A year ago, our last General Chapter concluded in an atmosphere of joy
and brotherhood because of the work accomplished, the new Superior General, his
Council, and the positive outlook of the Congregation as it looked to its
future.
What’s left of this experience a year later?
The key word that guided the chapter itself and which the whole Oblate
family worked on is surely the word conversion.
It is the first document from a Chapter that has a single word as its title! It
is a word that perhaps we struggle with a bit in order to find focus as
Oblates, but gradually it draws us together and unites us, a word that
continues to speak to us and inspire us, inviting us to go deeper in order to
understand the challenges that our life and our mission today present us.
The biblical image of the Chapter’s final letter continues to accompany
us: that of the disciples of Emmaus who are walking the road alone, discouraged
and disappointed because their world is shattered. Two disciples who are joined
by a traveler, a pilgrim like themselves, who by his words relights a fire in
their hearts until the moment when they recognize him; he disappears, but they
find themselves filled with fresh courage, so as to go back to their lives with
a new way of looking at things, with new hope and new energy.
“This General Chapter,” we read in the last paragraph of the
letter, “has been an Emmaus walk. We have
examined our crucified worlds, met the resurrected Christ on the road, and
leave here with our hearts burning with new vision, new hope, and new energy.”
This, in brief, is the message and the hope that the Chapter wanted to offer
the whole Congregation.
Conversion. To translate this word into a realistic and feasible
call, the Chapter proposed five areas in which it asked us to go deeper,
starting with our commitment as disciples of Christ, determined to follow him
and to form a community around him.
What is the heart of the Oblate community?
With this question, as old as the Congregation but always new, we are offered a
first area for work and conversion. The second is that of our mission, centered on the person of
Christ, and aimed at bringing the Gospel to the poor; today, this mission is
facing one of the most important challenges of our time: to overcome the
various barriers that continue to arise between individuals, between peoples,
and between cultures. The service of
authority is an area of conversion that involves every Oblate, within and beyond
the limits of the community to which he belongs; we are called to live this
service with courage and joy, keeping in mind the changes happening in our
family today. Formation too, first
and ongoing, is another area for conversion, one calling for a new excellence. Profoundly
rooted in Christ and animated by the Oblate charism, it will be open to the
needs of the community and of the mission. According to Constitution 47,
formation involves us in a continual conversion to the Gospel and requires us
to be ready to learn and to change in order to respond to new challenges.
Gathered around the teaching of the apostles and the breaking of bread,
the first Christian community was of one heart and one mind. This ideal of life
fascinated Saint Eugene and he wanted to pass it on to his Oblates, right from
the beginning. The communion of goods
in our family is an essential prerequisite for the communion of minds and
hearts.

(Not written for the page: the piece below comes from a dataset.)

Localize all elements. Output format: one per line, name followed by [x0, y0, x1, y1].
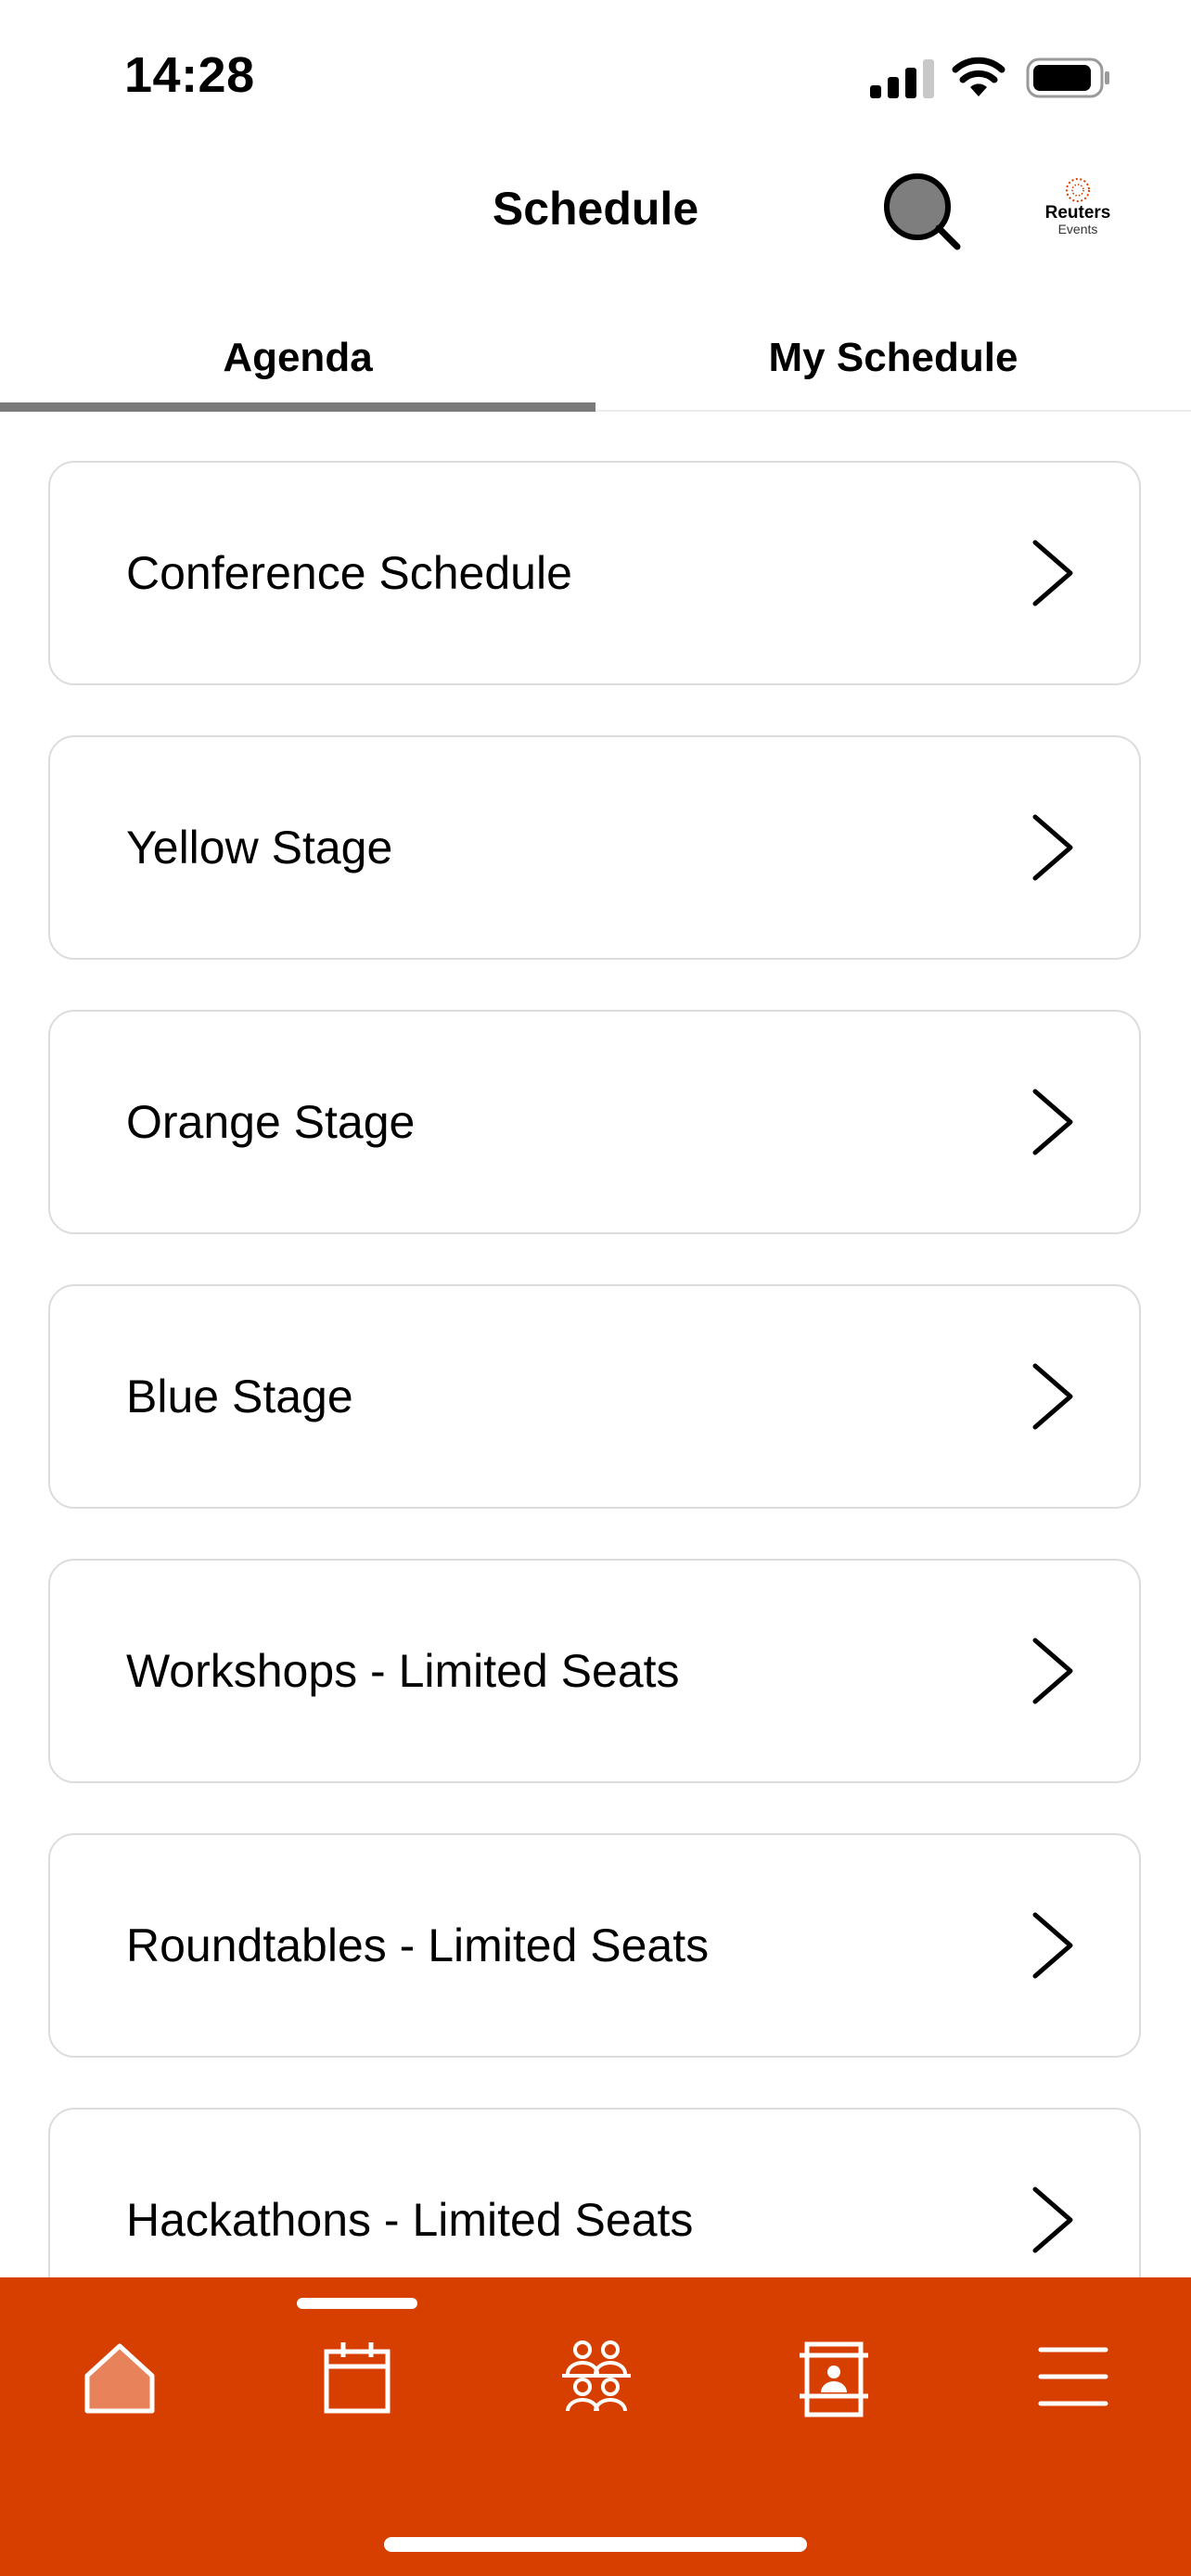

Even regarding our worldly goods, we are called to be faithful and
humble stewards and this requires a change of mentality that can lead us
gradually from independence to interdependence and finally, to communion.
Conversion. One year after the Chapter, we find ourselves on the
way to continue to live this message and this call. All Oblate Units have
engaged, in different ways and according to their concrete situations, to
respond to this call of the Spirit. This will make us grow and will keep us
united, despite the fragmentation that we experience in our world at various
levels. In the Central Government, at the end of our third plenary session, we
have the impression that the Spirit is truly at work in each person and in the
whole family. We hope to continue to let ourselves be guided.